As far as I can tell, there are two main lines of argumentation: 1) private property is theft, inherently [insert appeal to avaricious human nature. Problem of avarice resolved by benevolent redistribution imposed by state]; 2) public property is theft [insert appeal to mitigating features of nature. Problem of avarice resolved by not-so-benevolent redistributive forces of nature].

I know on which side of the divide I fall, to wit: side 2. And I have a few reasons I fall that way, the main ones as follow: the benevolence of the state is inherently violent. It must seize property by force, which requires either the threat of death and/or a complacent populace. Having a populace complacent to the state is problematical because it submits to the will of a state which allows no larger organizing principle than itself, which is (if I may anthropomorphize) what the state desires and will seek to attain and perpetuate. The state, in other words, is messianic, and will crush all other suitors.

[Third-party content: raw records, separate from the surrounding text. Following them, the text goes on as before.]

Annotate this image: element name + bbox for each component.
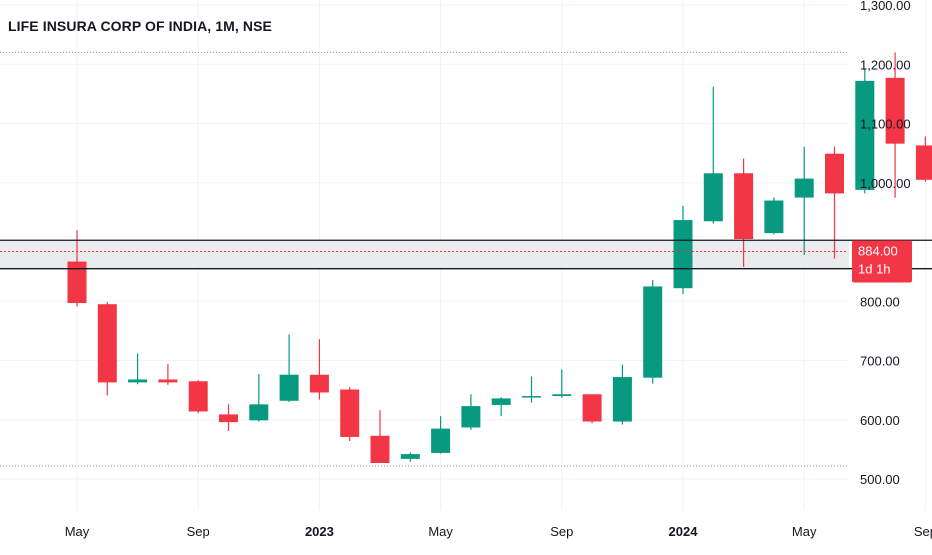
- candle-body[interactable]: [158, 379, 178, 383]
- candle-body[interactable]: [491, 398, 511, 405]
- candle-body[interactable]: [67, 261, 87, 304]
- candle-body[interactable]: [279, 374, 299, 401]
- y-tick-label: 700.00: [860, 354, 900, 369]
- x-tick-label: May: [65, 524, 90, 539]
- y-tick-label: 1,200.00: [860, 57, 911, 72]
- last-price-value: 884.00: [858, 243, 898, 258]
- candle-body[interactable]: [188, 381, 208, 412]
- x-tick-label: 2023: [305, 524, 334, 539]
- candle-body[interactable]: [461, 406, 481, 428]
- y-tick-label: 1,100.00: [860, 117, 911, 132]
- candle-body[interactable]: [128, 379, 148, 383]
- support-zone: [0, 240, 849, 269]
- y-tick-label: 1,300.00: [860, 0, 911, 13]
- candle-body[interactable]: [219, 414, 238, 423]
- x-tick-label: 2024: [669, 524, 699, 539]
- candle-body[interactable]: [825, 153, 844, 194]
- candle-body[interactable]: [309, 374, 329, 393]
- x-tick-label: May: [428, 524, 453, 539]
- candle-body[interactable]: [522, 396, 541, 398]
- candle-body[interactable]: [552, 394, 572, 397]
- candle-body[interactable]: [794, 178, 814, 198]
- candle-body[interactable]: [97, 304, 117, 383]
- y-tick-label: 1,000.00: [860, 176, 911, 191]
- x-tick-label: Sep: [914, 524, 932, 539]
- candle-body[interactable]: [885, 77, 905, 144]
- candle-body[interactable]: [249, 404, 269, 421]
- x-tick-label: Sep: [187, 524, 210, 539]
- candle-body[interactable]: [734, 173, 754, 240]
- candle-body[interactable]: [431, 428, 451, 453]
- candle-body[interactable]: [673, 220, 693, 289]
- y-tick-label: 500.00: [860, 472, 900, 487]
- price-label-box: [852, 240, 912, 283]
- candle-body[interactable]: [612, 377, 632, 422]
- candle-body[interactable]: [400, 454, 420, 459]
- candle-body[interactable]: [915, 145, 932, 180]
- candle-body[interactable]: [703, 173, 723, 222]
- y-tick-label: 800.00: [860, 294, 900, 309]
- candle-body[interactable]: [370, 435, 390, 464]
- y-tick-label: 600.00: [860, 413, 900, 428]
- bar-countdown: 1d 1h: [858, 261, 891, 276]
- x-tick-label: May: [792, 524, 817, 539]
- chart-title: LIFE INSURA CORP OF INDIA, 1M, NSE: [8, 18, 272, 34]
- x-tick-label: Sep: [550, 524, 573, 539]
- candle-body[interactable]: [764, 200, 784, 234]
- candle-body[interactable]: [340, 389, 360, 437]
- candle-body[interactable]: [643, 286, 663, 378]
- candle-body[interactable]: [582, 394, 602, 422]
- candle-body[interactable]: [855, 80, 875, 190]
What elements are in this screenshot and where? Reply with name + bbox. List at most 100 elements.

What larger organizing principle is there?

Here, I think, is the rub. Arguing for an organizing principle larger than the state is a matter of metaphysics, i.e., whether there is such a thing as nature, an invisible hand, or a providential will of some sort. Perhaps even a personal God–but that’s too much, seeing as how even the most fervent believer in God believes that he is hidden amidst the elemental things, revealing himself very particularly, if at all.

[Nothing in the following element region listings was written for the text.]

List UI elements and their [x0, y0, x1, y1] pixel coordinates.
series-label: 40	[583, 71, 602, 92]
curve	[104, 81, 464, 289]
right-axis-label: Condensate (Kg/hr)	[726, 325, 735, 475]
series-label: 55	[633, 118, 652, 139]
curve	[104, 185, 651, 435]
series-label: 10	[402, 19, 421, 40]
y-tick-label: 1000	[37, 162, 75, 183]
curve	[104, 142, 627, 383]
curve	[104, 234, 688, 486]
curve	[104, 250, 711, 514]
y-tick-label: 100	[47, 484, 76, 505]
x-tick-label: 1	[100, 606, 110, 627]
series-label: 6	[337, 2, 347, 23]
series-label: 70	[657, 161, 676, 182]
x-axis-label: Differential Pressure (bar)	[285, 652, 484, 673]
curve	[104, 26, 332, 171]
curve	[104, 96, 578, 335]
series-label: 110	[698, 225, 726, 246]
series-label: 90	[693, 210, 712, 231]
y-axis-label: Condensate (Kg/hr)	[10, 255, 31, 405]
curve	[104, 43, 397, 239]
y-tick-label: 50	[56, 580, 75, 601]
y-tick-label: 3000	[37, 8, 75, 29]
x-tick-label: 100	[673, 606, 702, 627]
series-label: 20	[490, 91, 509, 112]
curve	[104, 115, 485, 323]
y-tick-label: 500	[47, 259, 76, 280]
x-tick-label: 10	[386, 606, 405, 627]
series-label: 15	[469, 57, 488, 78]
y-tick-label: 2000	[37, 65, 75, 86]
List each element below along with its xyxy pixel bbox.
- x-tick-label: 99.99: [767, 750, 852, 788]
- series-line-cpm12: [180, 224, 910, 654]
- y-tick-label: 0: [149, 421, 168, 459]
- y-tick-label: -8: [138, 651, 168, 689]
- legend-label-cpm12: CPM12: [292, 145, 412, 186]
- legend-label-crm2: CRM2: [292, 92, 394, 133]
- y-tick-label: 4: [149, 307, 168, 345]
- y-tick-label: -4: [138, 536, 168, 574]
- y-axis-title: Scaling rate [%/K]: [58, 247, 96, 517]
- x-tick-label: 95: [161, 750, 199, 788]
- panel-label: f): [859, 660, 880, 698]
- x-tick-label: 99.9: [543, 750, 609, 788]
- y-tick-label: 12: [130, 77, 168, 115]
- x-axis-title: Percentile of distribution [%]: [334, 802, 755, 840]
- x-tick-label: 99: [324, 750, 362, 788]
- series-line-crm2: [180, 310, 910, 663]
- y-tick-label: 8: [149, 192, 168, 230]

Now side 2 is essentially reduced to an appeal to cold, hard, experience, both for itself and against the state. Each argument is in this way weakened, being basically founded upon witness, which can be contorted and perverted according to will. Thus, sweet talk. Are the not-so-benevolent forces of nature to mitigate the inherent avarice of private property owners convincing to you? Let me count the ways…

No matter how I count, however, I must appeal to a moral authority for the right to private property, not a theoretical one, not as a foundation, not until after I lay a foundation based on an unrevealed moral authority reconstructed by feeble minds. The will of a state is not, essentially, as messy as all that. What the state wills shall be so. By nature, then, to argue for private property is the weaker of the two sides.

What is it about the appeal to witness, however, that has such persuasive power?

The implications reveal, I think, that the argument is not set on a pole, as it seems at first glance: private vs. public property, or what-have-you. The arguments are appeals to a set of beliefs, the one founded on witness, the other founded on will, neither founded on objective reality, despite any appeal one or the other might make to such a not-a-thing.

On the one side are the institutions of the state, and on the other are the institutions of civilization with ancient precepts which strive to reach the unreachable heavens. Both coexist in an uneasy truce, some epochs more uneasy than others. When one finds favor in your eyes, you put your whole self in and you do the hokey pokey and you turn yourself around, with lots of friends and fellow travelers participating in the dance with you, and there will be an inside and an outside. Where the frontiers meet is where the music is played. Whose hokey-pokey radiates the most warmth and happiness?

Questions of justice are hereby eschewed, for those are fundamental to each dance.